Maybe Shyamalan's ineptness is a blessing. If he decided to dramatize every scene we might have to suffer through more sequences like the horrendous one where Cole goes to a dead girl's funeral to deliver a message to her father. The revelation mixes gruesomeness with mawkishness and piles anguish on a character who's already grieving a dead child; just watching it made me feel unclean.
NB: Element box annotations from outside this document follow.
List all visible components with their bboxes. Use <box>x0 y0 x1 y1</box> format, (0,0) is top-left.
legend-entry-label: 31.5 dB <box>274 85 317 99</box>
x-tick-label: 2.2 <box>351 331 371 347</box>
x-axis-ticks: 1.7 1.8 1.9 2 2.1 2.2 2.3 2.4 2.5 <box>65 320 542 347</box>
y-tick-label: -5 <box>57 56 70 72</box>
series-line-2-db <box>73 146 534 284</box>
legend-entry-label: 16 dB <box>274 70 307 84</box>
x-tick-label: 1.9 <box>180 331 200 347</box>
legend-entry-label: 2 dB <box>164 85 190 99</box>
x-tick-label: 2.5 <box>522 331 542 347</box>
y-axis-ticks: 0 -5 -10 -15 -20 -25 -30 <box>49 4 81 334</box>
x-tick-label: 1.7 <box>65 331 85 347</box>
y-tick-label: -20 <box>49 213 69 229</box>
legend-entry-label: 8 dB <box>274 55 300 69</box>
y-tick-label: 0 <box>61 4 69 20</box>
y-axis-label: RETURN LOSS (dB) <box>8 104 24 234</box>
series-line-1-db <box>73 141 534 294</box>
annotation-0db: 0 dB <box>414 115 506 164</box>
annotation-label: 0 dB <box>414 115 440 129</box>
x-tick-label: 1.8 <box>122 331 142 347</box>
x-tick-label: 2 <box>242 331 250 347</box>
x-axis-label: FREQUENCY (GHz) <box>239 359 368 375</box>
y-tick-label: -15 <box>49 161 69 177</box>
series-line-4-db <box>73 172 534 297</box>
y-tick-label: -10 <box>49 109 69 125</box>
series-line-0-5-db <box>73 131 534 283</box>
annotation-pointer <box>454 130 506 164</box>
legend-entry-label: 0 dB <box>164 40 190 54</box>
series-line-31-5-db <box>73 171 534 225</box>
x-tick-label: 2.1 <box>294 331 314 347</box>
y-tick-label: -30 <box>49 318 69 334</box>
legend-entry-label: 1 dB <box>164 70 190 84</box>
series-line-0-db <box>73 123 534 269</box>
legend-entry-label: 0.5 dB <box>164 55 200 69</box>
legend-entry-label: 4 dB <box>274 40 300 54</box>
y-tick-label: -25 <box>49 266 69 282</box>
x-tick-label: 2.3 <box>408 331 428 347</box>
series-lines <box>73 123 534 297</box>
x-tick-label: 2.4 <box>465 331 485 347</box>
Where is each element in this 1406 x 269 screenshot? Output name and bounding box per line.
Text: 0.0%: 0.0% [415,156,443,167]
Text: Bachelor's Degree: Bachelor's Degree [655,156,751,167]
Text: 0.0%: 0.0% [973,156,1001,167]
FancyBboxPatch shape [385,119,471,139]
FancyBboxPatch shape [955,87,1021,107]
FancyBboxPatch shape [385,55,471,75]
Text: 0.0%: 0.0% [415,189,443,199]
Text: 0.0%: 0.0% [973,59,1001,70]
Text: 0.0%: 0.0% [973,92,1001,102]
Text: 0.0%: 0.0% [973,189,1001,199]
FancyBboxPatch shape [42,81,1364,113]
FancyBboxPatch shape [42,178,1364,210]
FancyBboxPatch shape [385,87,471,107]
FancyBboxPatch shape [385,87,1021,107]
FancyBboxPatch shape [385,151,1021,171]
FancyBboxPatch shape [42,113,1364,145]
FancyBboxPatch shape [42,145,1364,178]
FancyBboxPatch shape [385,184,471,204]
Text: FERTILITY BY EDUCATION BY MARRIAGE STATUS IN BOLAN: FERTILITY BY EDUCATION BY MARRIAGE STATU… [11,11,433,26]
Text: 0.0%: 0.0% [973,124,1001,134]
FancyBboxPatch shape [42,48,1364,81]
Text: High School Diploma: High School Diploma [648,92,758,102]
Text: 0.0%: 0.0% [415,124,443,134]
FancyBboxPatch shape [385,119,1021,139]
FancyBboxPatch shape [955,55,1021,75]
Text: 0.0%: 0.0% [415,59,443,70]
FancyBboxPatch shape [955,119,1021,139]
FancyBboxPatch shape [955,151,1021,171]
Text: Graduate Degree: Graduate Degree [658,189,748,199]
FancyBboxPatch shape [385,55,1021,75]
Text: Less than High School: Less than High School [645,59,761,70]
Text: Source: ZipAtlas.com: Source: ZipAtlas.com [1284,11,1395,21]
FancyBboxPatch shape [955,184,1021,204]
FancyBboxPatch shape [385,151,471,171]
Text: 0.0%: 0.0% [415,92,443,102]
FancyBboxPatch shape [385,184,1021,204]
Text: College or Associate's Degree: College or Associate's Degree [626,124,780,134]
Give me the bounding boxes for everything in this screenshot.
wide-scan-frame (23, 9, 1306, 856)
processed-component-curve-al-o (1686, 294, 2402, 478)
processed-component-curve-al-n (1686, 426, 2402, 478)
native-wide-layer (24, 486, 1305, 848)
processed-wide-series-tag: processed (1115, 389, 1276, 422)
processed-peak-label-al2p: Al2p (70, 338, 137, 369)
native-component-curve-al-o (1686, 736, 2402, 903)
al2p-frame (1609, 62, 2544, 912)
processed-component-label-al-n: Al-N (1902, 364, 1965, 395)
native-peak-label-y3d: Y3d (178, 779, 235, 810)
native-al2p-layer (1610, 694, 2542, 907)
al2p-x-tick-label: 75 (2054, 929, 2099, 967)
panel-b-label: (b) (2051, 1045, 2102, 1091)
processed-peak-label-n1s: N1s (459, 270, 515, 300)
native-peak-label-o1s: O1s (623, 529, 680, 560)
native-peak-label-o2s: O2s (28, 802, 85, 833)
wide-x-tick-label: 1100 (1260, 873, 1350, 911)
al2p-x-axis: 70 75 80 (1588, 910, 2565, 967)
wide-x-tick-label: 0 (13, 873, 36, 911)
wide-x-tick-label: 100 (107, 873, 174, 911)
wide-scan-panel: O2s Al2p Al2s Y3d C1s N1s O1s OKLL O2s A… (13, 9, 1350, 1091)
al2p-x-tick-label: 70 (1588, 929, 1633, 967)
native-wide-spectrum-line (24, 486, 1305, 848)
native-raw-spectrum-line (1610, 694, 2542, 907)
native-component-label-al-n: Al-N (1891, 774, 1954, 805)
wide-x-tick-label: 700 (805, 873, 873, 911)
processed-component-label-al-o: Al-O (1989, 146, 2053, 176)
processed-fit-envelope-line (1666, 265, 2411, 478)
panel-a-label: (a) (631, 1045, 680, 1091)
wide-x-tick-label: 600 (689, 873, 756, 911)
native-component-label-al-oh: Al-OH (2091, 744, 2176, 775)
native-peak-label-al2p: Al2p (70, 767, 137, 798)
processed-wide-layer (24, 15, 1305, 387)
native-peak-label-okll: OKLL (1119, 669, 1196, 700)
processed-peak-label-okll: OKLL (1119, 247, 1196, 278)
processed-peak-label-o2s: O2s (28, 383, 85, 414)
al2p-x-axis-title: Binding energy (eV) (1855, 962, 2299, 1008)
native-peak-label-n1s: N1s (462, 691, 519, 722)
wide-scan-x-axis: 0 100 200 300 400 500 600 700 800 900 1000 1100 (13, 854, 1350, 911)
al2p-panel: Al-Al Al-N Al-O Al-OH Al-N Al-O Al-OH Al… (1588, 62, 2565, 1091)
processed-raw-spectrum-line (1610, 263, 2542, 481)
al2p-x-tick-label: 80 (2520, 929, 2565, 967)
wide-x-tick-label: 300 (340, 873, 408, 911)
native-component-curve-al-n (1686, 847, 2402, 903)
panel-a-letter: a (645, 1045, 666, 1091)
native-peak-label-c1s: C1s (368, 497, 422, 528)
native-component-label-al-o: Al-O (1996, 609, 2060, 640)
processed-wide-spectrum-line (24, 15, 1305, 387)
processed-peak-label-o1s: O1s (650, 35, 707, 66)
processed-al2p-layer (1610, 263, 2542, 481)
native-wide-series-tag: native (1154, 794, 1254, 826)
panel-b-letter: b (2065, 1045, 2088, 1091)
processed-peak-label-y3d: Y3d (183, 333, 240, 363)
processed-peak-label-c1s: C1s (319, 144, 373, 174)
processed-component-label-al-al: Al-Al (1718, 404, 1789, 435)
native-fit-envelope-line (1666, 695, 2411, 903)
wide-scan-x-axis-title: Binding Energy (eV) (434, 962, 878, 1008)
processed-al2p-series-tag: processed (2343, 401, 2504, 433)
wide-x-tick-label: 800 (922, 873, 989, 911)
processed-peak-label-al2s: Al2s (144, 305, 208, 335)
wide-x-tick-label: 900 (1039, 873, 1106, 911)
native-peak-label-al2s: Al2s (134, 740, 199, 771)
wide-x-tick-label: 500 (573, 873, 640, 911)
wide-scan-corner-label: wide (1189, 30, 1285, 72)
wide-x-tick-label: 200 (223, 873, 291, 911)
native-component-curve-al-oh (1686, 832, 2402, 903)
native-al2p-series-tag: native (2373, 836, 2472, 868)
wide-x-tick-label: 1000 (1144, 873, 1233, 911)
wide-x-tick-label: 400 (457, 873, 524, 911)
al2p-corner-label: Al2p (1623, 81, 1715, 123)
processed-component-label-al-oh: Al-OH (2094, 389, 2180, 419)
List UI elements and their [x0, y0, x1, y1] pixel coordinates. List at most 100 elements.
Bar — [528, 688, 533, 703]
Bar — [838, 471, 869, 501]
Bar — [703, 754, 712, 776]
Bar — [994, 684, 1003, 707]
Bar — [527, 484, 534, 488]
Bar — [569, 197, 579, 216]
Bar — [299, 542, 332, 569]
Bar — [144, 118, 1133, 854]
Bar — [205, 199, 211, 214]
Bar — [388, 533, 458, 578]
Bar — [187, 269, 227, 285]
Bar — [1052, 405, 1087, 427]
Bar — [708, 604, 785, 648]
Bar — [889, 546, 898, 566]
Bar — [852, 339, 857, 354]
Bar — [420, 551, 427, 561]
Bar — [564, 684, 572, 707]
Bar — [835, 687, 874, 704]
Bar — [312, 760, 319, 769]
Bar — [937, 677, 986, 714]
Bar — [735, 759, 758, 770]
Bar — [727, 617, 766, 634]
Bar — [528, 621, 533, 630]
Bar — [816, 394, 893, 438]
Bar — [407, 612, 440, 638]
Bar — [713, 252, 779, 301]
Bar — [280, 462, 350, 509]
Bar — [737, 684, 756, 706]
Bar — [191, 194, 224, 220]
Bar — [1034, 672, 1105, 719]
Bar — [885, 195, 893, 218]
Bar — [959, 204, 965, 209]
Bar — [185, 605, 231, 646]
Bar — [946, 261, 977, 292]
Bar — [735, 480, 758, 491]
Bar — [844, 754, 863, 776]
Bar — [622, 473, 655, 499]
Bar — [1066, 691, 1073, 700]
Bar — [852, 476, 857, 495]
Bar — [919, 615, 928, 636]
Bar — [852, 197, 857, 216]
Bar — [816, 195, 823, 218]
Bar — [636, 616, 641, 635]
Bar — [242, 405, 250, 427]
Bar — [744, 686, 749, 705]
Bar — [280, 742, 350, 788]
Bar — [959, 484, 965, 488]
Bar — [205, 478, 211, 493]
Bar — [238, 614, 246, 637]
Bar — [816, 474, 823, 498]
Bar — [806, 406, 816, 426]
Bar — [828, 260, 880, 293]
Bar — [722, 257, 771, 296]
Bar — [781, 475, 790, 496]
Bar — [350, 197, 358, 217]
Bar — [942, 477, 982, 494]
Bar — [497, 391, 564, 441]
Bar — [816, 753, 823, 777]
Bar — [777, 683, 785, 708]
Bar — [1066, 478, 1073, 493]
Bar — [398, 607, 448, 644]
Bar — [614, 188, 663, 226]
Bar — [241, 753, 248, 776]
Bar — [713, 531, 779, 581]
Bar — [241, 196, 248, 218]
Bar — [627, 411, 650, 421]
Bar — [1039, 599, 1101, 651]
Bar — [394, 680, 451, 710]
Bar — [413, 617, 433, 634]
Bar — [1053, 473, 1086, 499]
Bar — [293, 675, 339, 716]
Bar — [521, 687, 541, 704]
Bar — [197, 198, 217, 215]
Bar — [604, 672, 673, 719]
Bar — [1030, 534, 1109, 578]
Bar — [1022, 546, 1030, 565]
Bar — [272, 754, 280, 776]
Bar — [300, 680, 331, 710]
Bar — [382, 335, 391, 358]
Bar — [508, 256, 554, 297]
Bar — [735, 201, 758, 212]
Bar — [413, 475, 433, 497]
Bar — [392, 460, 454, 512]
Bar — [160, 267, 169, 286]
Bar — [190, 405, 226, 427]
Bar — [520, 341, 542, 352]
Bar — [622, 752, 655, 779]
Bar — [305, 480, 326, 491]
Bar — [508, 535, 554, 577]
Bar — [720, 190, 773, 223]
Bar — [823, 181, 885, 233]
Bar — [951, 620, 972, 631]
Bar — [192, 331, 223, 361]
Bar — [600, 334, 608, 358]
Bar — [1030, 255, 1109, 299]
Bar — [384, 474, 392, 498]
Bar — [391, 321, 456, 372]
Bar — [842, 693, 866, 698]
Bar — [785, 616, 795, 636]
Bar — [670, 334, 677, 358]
Of the actors, Toni Collette, who's built a impressive body of supporting performances (like the wounded and brittle one she gave in "Velvet Goldmine") comes off best. When her Lynn takes Cole to a party at the home of a well-to-do schoolmate, without overdoing a thing she lets you feel exactly how out of place this working-class woman feels in the plush surroundings. I wish the role allowed more of her humor to come out, but there's a nice persevering toughness under her worn-out surface. She also has the movie's creepiest moment, looking at photos of her son and realizing that in each picture, there's an inexplicable streak of light hovering near him.

Bruce Willis connects effortlessly with his young co-star Osment, but their scenes haven't been directed to build on the connection. There's nothing wrong with Willis' performance, and it's great to see him cast in something besides an action movie. He's an essentially warm, believable actor, and he has enough charisma not to turn the role of an ordinary guy into a dullard. But Shyamalan's conception of the role, which builds up to a final kicker, tamps Willis down. (He's genuine enough in the tricked-up finale to make you wish he'd find a film worthy of that emotion.)

I'll give this to "The Sixth Sense": It's the cause for the funniest production note I've read in years. In Shyamalan's bio (included in the press material) we're told, "At age 17, he stood before his parents, both doctors, surrounded by pictures of the other twelve doctors in his family, and informed them that although he graduated cum laude and received academic scholarships to several prestigious medical programs, he had instead decided to attend the New York University Tisch School of the Arts to study filmmaking." Just think, he broke his poor parents' hearts to make this mishigas. Kids.


By Charles Taylor

Charles Taylor is a columnist for the Newark Star-Ledger.